Camila, su hermana mayor, tenía ocho años y era muy especial. Amaba dibujar y crear luces de colores con una pequeña linterna que le daba vida a sus dibujos. Era muy lista y sabía muchas cosas, casi parecía una pequeña maga de la imaginación. Siempre estaba inventando juegos nuevos para divertirse con Kayleen y para cuidar a Isaac, su hermano que no podía caminar.

Isaac era el más grande de los tres y un tío maravilloso para sus sobrinos. Tenía la sonrisa más dulce y una forma especial de amar a sus hermanas. Aunque no podía pasear por sí mismo, siempre estaba en medio de la diversión, riendo y jugando con Camila y Kayleen. Ellas eran su apoyo, sus guías y sus protectoras. Lo querían con todo su corazón y lo cuidaban como un tesoro brillante.

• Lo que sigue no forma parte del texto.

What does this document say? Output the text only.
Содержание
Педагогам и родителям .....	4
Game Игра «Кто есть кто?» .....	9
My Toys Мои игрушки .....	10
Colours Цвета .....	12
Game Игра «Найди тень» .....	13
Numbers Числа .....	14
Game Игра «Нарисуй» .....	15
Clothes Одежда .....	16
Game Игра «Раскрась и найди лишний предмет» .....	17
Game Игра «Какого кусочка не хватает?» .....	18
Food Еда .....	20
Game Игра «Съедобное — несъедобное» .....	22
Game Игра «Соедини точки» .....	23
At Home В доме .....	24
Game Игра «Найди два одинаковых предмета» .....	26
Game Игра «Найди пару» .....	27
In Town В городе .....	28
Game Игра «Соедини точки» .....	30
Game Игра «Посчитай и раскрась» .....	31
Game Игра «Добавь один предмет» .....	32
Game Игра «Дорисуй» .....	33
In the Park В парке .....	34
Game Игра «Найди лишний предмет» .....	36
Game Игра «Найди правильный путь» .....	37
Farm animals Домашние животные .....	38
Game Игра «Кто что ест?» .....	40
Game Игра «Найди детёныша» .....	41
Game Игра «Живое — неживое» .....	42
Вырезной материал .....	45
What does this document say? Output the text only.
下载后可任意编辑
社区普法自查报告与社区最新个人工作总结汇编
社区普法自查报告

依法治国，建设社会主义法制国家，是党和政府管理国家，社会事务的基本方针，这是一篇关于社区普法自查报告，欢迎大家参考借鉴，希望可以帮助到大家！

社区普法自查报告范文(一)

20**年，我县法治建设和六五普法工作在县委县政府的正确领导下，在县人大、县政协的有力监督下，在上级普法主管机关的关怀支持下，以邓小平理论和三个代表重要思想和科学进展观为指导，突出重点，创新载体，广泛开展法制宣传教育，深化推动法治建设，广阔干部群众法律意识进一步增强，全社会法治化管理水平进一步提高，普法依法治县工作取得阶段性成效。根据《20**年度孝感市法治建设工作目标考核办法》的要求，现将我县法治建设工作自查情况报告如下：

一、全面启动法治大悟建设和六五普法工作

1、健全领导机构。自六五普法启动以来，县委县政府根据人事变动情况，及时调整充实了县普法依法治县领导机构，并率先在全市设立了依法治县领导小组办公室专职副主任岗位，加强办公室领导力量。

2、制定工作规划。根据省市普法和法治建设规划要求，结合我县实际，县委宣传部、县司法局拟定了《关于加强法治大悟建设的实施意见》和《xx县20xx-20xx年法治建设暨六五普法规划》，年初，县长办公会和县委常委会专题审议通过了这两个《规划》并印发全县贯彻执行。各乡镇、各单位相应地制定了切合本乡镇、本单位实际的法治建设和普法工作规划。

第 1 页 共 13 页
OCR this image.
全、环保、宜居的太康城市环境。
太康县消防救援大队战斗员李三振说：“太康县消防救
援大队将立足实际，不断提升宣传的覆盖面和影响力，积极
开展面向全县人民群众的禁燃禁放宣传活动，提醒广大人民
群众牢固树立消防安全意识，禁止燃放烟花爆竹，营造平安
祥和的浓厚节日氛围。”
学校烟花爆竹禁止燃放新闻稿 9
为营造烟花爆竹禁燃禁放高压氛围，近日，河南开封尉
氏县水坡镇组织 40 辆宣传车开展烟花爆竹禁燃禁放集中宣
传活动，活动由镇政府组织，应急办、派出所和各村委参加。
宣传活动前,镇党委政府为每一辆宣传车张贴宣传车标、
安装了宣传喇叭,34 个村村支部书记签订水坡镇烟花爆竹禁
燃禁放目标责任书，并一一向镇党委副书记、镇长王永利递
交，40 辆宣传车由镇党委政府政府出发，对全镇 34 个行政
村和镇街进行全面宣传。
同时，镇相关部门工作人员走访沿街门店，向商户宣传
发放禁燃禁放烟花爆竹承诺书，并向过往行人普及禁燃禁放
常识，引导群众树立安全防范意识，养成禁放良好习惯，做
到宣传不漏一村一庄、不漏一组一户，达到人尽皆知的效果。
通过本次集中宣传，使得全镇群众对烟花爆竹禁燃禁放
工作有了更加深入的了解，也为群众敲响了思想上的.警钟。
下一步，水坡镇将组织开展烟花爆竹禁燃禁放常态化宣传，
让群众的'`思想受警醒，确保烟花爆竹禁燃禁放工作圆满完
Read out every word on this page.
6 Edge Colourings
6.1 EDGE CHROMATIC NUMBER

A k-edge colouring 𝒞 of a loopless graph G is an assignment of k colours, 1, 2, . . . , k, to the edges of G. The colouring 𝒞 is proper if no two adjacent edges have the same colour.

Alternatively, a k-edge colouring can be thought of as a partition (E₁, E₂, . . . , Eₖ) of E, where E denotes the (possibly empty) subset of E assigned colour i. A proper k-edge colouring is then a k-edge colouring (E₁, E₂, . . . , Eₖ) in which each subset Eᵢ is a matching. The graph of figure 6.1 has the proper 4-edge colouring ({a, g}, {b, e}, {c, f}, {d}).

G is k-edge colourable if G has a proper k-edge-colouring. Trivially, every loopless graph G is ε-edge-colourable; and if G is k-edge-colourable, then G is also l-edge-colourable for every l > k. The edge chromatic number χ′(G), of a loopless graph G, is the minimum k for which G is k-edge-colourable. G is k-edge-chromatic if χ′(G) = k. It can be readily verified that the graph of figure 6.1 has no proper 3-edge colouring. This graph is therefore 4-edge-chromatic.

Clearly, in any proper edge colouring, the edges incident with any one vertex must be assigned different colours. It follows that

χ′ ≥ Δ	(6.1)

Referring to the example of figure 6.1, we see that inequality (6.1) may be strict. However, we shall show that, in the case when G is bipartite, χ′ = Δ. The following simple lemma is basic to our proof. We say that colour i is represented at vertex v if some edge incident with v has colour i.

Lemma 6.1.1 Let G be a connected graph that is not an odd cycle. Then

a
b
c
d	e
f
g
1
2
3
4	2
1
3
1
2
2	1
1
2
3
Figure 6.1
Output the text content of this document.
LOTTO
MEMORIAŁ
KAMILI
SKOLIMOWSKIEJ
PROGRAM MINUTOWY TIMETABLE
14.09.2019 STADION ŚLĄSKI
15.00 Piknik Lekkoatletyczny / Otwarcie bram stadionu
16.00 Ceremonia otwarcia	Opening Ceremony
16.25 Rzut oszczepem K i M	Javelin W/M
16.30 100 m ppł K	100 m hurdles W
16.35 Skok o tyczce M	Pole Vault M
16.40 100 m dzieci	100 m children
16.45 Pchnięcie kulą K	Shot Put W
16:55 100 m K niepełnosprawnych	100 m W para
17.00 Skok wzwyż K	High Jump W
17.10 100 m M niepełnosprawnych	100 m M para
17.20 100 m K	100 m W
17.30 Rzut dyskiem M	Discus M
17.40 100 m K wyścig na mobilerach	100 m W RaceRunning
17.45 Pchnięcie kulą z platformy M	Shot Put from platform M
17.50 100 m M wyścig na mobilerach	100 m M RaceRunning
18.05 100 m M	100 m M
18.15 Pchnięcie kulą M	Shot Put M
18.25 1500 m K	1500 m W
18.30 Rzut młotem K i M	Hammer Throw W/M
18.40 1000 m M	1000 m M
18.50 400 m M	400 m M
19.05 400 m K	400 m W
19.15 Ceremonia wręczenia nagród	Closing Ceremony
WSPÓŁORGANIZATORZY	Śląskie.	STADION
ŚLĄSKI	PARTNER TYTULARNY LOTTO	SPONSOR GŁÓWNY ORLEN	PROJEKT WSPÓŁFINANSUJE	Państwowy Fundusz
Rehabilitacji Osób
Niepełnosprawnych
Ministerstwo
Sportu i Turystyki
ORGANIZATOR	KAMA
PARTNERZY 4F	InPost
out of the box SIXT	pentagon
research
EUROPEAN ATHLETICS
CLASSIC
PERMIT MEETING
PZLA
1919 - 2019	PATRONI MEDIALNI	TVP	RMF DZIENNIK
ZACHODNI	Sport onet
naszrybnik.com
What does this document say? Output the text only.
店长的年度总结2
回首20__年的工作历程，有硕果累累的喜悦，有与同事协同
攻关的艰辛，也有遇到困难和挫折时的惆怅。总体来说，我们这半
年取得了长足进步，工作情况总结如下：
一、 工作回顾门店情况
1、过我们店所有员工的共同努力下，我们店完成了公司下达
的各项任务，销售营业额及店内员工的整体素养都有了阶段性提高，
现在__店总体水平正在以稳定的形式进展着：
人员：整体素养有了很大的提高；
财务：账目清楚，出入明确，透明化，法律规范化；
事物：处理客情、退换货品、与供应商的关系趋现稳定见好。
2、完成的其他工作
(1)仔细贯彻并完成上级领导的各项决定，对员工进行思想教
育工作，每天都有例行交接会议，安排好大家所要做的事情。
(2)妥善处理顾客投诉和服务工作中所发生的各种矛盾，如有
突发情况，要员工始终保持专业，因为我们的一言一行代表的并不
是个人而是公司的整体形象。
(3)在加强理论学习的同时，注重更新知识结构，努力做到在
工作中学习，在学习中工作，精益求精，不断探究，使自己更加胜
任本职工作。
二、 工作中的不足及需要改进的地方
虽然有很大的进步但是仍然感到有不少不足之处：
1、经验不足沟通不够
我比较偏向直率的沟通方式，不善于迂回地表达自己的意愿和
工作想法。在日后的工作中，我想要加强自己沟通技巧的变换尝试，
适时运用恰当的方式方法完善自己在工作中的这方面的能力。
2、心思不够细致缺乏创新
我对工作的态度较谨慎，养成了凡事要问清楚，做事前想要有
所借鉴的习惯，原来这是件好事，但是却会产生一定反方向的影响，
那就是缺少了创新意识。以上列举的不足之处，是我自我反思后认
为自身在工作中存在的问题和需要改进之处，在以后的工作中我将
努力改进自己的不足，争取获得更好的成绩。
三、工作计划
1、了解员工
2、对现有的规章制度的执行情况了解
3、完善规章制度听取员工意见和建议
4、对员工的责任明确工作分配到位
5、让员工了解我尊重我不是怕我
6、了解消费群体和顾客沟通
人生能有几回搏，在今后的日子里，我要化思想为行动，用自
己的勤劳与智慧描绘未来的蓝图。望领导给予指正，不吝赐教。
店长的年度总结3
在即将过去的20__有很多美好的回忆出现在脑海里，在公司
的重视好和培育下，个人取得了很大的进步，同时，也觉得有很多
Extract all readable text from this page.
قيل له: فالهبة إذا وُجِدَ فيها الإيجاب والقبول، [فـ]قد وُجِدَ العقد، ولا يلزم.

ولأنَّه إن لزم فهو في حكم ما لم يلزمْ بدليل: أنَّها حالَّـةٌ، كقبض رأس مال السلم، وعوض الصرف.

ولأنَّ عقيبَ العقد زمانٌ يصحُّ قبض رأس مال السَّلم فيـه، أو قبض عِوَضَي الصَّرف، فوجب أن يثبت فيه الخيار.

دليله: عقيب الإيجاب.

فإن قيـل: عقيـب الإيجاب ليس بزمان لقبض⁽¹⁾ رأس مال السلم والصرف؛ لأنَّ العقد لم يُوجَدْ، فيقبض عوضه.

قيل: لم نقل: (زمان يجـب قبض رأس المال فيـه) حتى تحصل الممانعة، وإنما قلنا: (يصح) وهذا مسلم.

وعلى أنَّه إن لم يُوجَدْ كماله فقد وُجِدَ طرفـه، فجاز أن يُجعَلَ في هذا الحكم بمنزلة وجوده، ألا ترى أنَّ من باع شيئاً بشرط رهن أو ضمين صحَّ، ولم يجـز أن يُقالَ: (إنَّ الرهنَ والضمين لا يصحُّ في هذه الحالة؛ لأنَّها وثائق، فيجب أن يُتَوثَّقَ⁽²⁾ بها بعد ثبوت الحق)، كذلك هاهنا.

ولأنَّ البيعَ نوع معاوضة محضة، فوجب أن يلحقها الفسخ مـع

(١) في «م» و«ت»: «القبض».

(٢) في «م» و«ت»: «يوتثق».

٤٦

Un día soleado, Kayleen despertó muy contenta porque habían prometido ir al parque. Se puso su vestido favorito y tomó su cobija de ositos. Camila, que ya había terminado de dibujar un gran sol amarillo y unas nubes blancas, guardó sus lápices en una caja especial para que nada se rompiera. Luego, juntas ayudaron a Isaac a prepararse para salir. Isaac se acomodó en su silla de ruedas y, con una gran sonrisa, levantó las manos saludando a sus hermanas.

Llegaron al parque y el aire olía a flores frescas y a pasto recién cortado. El sol parecía sonreírles también. Kayleen sacó su cobija y la extendió sobre la hierba para hacer un picnic. Camila acomodó algunos juegos y sacó también su cajita de luces. Isaac miraba todo con ojos llenos de alegría.

Mientras jugaban, Kayleen comenzó a tararear una canción que siempre le cantaba mamá. Su voz dulce se mezclaba con el canto de los pajaritos y con la risa del viento. Camila, inspirada, sacó un papel y empezó a dibujar a sus dos hermanos cantando bajo el sol. Los colores iban y venían, iluminados por su pequeña linterna mágica, haciendo que el dibujo pareciera moverse.

—Mira, Kayleen, aquí estás tú con tu cobija de ositos —dijo Camila señalando el dibujo—. Y aquí estás tú, Isaac, con esa sonrisa tan bonita.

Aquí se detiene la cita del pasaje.